Georges C. Benjamin, MD: Reinvigorate our partnership for one. We need to talk to each other, we need to make sure that we're sitting in the room planning good strategies to try to improve the health of the community. And those of us who are in governmental public health resource allocators, those of us in the foundation, the philanthropic community, need to work with our primary care partners to strengthen what they need. You know we are seeing far too many communities with inadequate numbers of primary care physicians, primary care nurse practitioners, physician's assistants. Primary care infrastructure in our nation, quite frankly, is falling apart. But it's going to require a comprehensive look at how to do that. That means scholarships and loan repayment programs to incentivize people to go in those communities. That means subsidies for primary care practices to make sure they can stay in communities. It means expanding Medicaid coverage to every state in the nation. You know, we have about 10 of them that have still not expanded Medicaid coverage. And they’re surprised that the rural hospitals in those communities are having problems and tragically too many of them closing. We need to, as a nation, focus on our primary care infrastructure, both in urban and the rural centers, so this is something that should be at the top of our advocacy agenda. And I can tell you that the public health community is absolutely there because we see ourselves as the chief health strategist for our communities, and strongly want to work with both the primary care community, and then even more so the critical care community as necessary because we don't have enough trauma centers in our neighborhoods. We don't have enough maternal child health centers in our neighborhoods. All of those things are essential for a comprehensive health system in any neighborhood, any country.
Medical Economics: Our main audience is primary care physicians. What would you like to say to them or what would you like them to know?

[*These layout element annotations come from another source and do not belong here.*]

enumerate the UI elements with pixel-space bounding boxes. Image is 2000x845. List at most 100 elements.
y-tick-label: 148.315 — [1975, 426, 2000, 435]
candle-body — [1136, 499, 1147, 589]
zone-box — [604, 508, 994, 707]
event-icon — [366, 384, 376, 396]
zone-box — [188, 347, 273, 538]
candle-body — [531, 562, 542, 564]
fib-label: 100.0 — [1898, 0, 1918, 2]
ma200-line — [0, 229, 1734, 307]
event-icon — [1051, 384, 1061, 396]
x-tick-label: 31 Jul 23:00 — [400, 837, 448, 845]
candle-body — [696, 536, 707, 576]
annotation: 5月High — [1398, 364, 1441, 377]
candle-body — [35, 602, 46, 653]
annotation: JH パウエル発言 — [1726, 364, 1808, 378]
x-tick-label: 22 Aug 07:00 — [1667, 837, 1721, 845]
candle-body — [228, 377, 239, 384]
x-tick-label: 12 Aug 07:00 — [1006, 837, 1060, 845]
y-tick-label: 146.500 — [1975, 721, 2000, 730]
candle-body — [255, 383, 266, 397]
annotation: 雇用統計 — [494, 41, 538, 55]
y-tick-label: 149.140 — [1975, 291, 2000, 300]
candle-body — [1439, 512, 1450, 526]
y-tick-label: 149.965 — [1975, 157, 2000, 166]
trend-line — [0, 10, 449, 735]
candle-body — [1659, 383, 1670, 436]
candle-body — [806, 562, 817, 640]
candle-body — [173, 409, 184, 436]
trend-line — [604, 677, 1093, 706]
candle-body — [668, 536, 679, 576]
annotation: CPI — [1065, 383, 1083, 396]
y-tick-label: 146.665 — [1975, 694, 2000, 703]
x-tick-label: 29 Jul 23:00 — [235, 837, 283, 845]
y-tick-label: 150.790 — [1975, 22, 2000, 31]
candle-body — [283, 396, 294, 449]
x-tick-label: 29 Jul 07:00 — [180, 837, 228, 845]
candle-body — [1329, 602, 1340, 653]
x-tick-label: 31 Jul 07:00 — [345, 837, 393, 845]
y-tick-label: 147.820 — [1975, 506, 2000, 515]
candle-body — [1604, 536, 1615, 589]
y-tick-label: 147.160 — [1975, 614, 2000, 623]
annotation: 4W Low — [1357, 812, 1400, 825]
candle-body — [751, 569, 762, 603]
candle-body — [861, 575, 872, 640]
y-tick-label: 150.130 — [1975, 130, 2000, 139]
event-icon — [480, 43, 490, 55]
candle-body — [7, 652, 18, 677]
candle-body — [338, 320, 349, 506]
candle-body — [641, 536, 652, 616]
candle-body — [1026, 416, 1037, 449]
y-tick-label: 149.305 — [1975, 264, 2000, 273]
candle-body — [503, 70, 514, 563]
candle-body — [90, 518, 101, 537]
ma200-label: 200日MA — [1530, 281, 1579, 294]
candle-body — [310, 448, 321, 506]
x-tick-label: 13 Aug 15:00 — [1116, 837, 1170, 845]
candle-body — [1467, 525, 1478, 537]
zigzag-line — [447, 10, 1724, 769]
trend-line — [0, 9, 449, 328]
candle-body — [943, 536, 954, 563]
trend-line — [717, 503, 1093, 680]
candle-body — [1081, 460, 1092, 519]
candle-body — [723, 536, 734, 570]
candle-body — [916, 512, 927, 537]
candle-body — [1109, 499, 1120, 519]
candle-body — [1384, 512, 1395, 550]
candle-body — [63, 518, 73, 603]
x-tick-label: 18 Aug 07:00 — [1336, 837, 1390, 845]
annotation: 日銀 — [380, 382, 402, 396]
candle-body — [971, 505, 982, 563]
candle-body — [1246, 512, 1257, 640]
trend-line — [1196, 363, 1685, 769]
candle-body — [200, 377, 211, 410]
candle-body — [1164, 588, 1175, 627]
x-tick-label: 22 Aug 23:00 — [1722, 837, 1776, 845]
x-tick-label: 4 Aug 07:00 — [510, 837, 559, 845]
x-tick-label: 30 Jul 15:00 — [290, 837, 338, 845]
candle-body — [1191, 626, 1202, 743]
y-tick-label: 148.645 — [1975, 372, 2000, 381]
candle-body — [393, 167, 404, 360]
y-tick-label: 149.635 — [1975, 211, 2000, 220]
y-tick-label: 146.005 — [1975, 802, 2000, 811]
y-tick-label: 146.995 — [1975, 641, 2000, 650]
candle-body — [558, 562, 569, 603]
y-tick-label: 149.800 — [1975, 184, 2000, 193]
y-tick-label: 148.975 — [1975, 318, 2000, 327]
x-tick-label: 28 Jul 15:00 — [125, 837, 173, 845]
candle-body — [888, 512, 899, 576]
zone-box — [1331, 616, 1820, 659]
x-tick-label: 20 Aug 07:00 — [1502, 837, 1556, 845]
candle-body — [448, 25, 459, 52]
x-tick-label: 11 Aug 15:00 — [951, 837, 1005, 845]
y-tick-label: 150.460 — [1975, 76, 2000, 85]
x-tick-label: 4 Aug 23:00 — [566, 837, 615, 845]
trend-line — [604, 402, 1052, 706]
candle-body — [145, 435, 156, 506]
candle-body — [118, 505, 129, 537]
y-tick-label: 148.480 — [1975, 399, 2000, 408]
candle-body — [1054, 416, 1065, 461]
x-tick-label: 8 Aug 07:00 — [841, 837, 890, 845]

Georges C. Benjamin, MD: I would encourage every primary care physician to get to know their local health official, their state and local health officer. I would encourage the state-based primary care association to partner with their local public health association, as well as their other clinical care colleagues they partner with each and every day, because I think there is enormous opportunities for us to get together to improve the health of the nation and really move ourselves forward. We have many members of the American Public Health Association who are practicing primary care each and every day. You're always welcome to join us at apha.org to get involved in our activities. We're strong partners for the primary care community and we look forward to working with you in the future.